En octobre, il quitta la France pour vivre à Londres.
> Saint Marcouf
Quand il arriva sur Gordon Square, il réalisa que son départ soudain ne serait pas compris. Pourquoi ce silence tranchant, ce geste brusque qui lui fait passer la porte du salon, atteindre le vestibule, attraper son manteau et quitter la maison ? Il n’est pas entré dans son bureau prendre quelques dossiers, dans sa chambre rassembler quelques vêtements. Non, juste son manteau, ses papiers, son téléphone. Il doit convenir que personne ne l’a poursuivi pour le retenir. Sans doute n’en ont-ils pas eu le temps. Peut-être...
L’urgence le précipite dans la cour dont les pavés mal joints et couverts de mousse verdâtre l’empêchent de courir.
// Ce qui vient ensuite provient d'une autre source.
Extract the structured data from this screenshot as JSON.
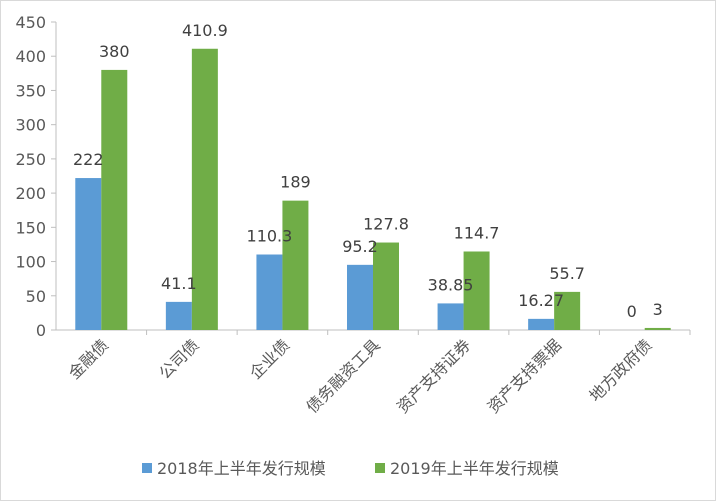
{
  "chart_data": {
    "type": "bar",
    "categories": [
      "金融债",
      "公司债",
      "企业债",
      "债务融资工具",
      "资产支持证券",
      "资产支持票据",
      "地方政府债"
    ],
    "series": [
      {
        "name": "2018年上半年发行规模",
        "color": "#5b9bd5",
        "values": [
          222,
          41.1,
          110.3,
          95.2,
          38.85,
          16.27,
          0
        ],
        "labels": [
          "222",
          "41.1",
          "110.3",
          "95.2",
          "38.85",
          "16.27",
          "0"
        ]
      },
      {
        "name": "2019年上半年发行规模",
        "color": "#70ad47",
        "values": [
          380,
          410.9,
          189,
          127.8,
          114.7,
          55.7,
          3
        ],
        "labels": [
          "380",
          "410.9",
          "189",
          "127.8",
          "114.7",
          "55.7",
          "3"
        ]
      }
    ],
    "y_ticks": [
      "0",
      "50",
      "100",
      "150",
      "200",
      "250",
      "300",
      "350",
      "400",
      "450"
    ],
    "ylim": [
      0,
      450
    ],
    "grid": false,
    "legend_position": "bottom"
  }
}
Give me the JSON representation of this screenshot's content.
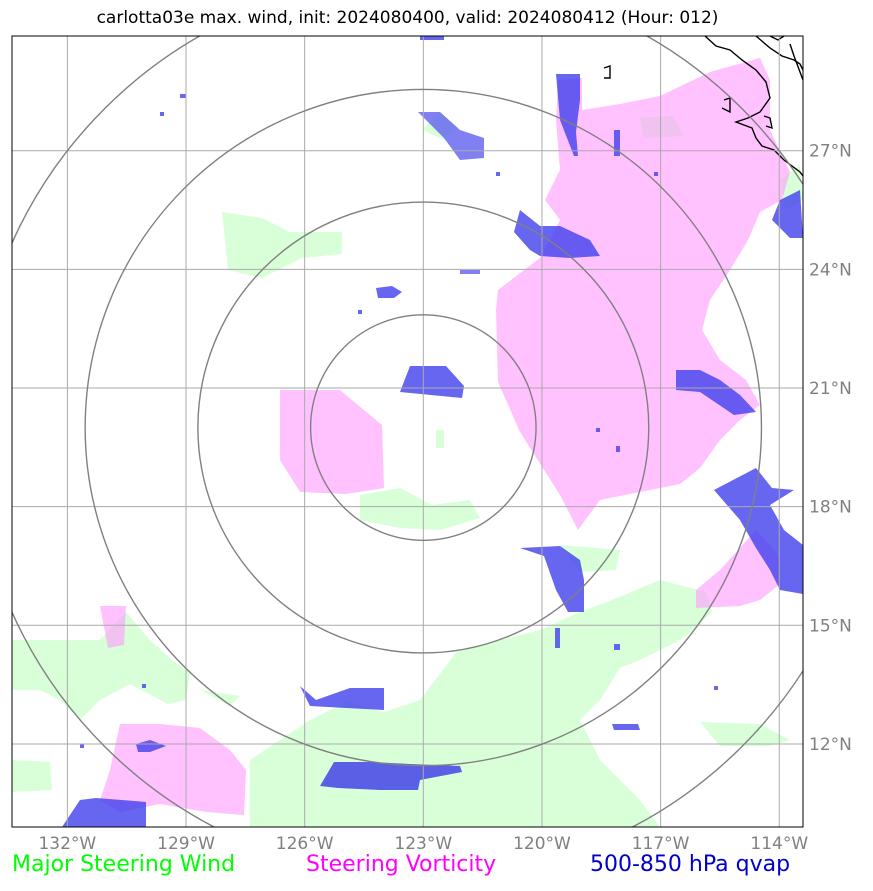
{
  "title": "carlotta03e max. wind, init: 2024080400, valid: 2024080412 (Hour: 012)",
  "map": {
    "lon_range": [
      -133.4,
      -113.4
    ],
    "lat_range": [
      9.9,
      29.9
    ],
    "lon_ticks": [
      {
        "value": -132,
        "label": "132°W"
      },
      {
        "value": -129,
        "label": "129°W"
      },
      {
        "value": -126,
        "label": "126°W"
      },
      {
        "value": -123,
        "label": "123°W"
      },
      {
        "value": -120,
        "label": "120°W"
      },
      {
        "value": -117,
        "label": "117°W"
      },
      {
        "value": -114,
        "label": "114°W"
      }
    ],
    "lat_ticks": [
      {
        "value": 12,
        "label": "12°N"
      },
      {
        "value": 15,
        "label": "15°N"
      },
      {
        "value": 18,
        "label": "18°N"
      },
      {
        "value": 21,
        "label": "21°N"
      },
      {
        "value": 24,
        "label": "24°N"
      },
      {
        "value": 27,
        "label": "27°N"
      }
    ],
    "range_rings": {
      "center": {
        "lon": -123.0,
        "lat": 20.0
      },
      "radii_deg": [
        2.85,
        5.7,
        8.55,
        11.4
      ]
    },
    "colors": {
      "steering_wind": "#ccffcc",
      "steering_vorticity": "#ff99ff",
      "qvap": "#3333ee",
      "grid": "#aaaaaa",
      "rings": "#808080",
      "coast": "#000000"
    }
  },
  "legend": {
    "wind": {
      "label": "Major Steering Wind",
      "color": "#00ff00"
    },
    "vorticity": {
      "label": "Steering Vorticity",
      "color": "#ff00ff"
    },
    "qvap": {
      "label": "500-850 hPa qvap",
      "color": "#0000cc"
    }
  }
}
Sa voiture roule rapidement dans l’ombre des peupliers qui bordent l’eau et franchit la lourde porte que plus personne ne ferme : trop lourde, trop vieille, inutile...
> Londres, Gordon Square
Le voilà déjà à Saint Pancras puis chez Léo qui n’aime pas être dérangé sans avoir été prévenu longtemps à l’avance ; le temps de se préparer. Pourtant quand Maxime lui annonce qu’il logera chez lui le temps de trouver un pied-à-terre, Léo n’a pas le choix. S’opposer aux décisions de Maxime n’est pas aisé et Léo n’est pas très en forme.
Les trois conférences qu’il doit donner en Écosse, en février, ne sont même pas ébauchées. La maison d’édition est vulnérable et sa femme va plus mal. Après tout, avoir Maxime auprès de lui fera diversion et avec lui il pourra encore croire que les conversations du jeudi ne sont pas oubliées. Il lui proposera la chambre du troisième étage, celle qu’occupait Thoby.
> Pourquoi ?
Mais Maxime n’est pas enclin à converser, il attend autre chose. Après s’être installé sommairement, il dit enfin à Léo la raison de sa présence ici à Londres, pourquoi il ne l’a pas prévenu et pourquoi il pense rester quelques temps. Il lui parle d’abord de la lettre reçue à Saint Marcouf, le jour où Élie donnait sa fête ; de son contenu, de l’effondrement de son histoire personnelle et de tous les repères élaborés depuis des années, anéantis, des faux souvenirs, des admi- rations maintenant inopportunes et de l’image maternelle tellement fragilisée.
Il sait qu’il aura besoin de temps, de solitude, de dépaysement pour élaborer une nouvelle histoire.